In its press release relating to the second-quarter revenue forecast, Illumina also revised its year-over-year revenue growth rate for the 2019 fiscal year, which was previously expected to 13% -14% to 6%. The company expects revenues to remain under pressure due to weaknesses in DTC marketing, lower-than-expected ramp-up of some population genomics initiatives, and weaker demand for sequencing systems. high-speed consumables.

Course movements

Prior to the announcement, Illumina shares closed at $ 363.66 yesterday, 2.42% lower than the previous closing. The decline has continued today and the company is already down 15.57% to $ 307.00. Today, Bank of America Merrill Lynch has also lowered the rating of its action from "buy" to "underperforming".

Why do investors panic?

The dramatic fall in Illumina's shares primarily reflects investor concerns about downward revisions to revenue forecasts across all lines of business.
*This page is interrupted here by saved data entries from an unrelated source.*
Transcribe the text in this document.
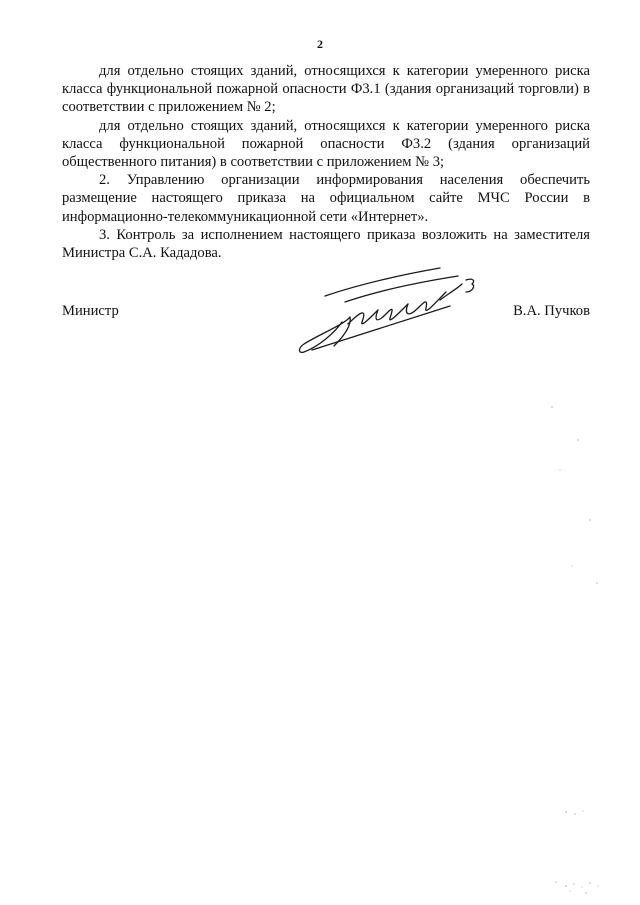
2

для отдельно стоящих зданий, относящихся к категории умеренного риска класса функциональной пожарной опасности Ф3.1 (здания организаций торговли) в соответствии с приложением № 2;

для отдельно стоящих зданий, относящихся к категории умеренного риска класса функциональной пожарной опасности Ф3.2 (здания организаций общественного питания) в соответствии с приложением № 3;

2. Управлению организации информирования населения обеспечить размещение настоящего приказа на официальном сайте МЧС России в информационно-телекоммуникационной сети «Интернет».

3. Контроль за исполнением настоящего приказа возложить на заместителя Министра С.А. Кададова.

Министр	В.А. Пучков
In its press release relating to the second-quarter revenue forecast, Illumina revised down the revenue growth rate of its sequencing business for the previous fiscal year 2019, which was previously from 12% to 10%, while the business growth forecast of the sequencing consumables business has been reduced from 20% to 15%. The Company now expects its Bay operations to experience a 14% year-over-year decline in sales compared to the previous year's previously forecast zero performance. Learn more about the businesses. of Illumina, please see Sequencing of the genome: Illumina's main activity.

All this bad news was a shock to investors after a particularly strong performance in the first quarter: Illumina exceeded $ 7.3 million estimate of consensus revenue and $ 0.25 estimate of the BPA consensus. The company traded at a downstream price of 47.41x, a PE of 63.06x and a PEG (PE at growth) of 2.97x. These high multiples are mainly perceived for high growth stocks. Concerns over the company's growth trajectory are prompting investors to question fundamentals supporting high valuation multiples.

The 16 analysts who follow Illumina have an average target price of $ 330, which is lower than the company's closing price yesterday.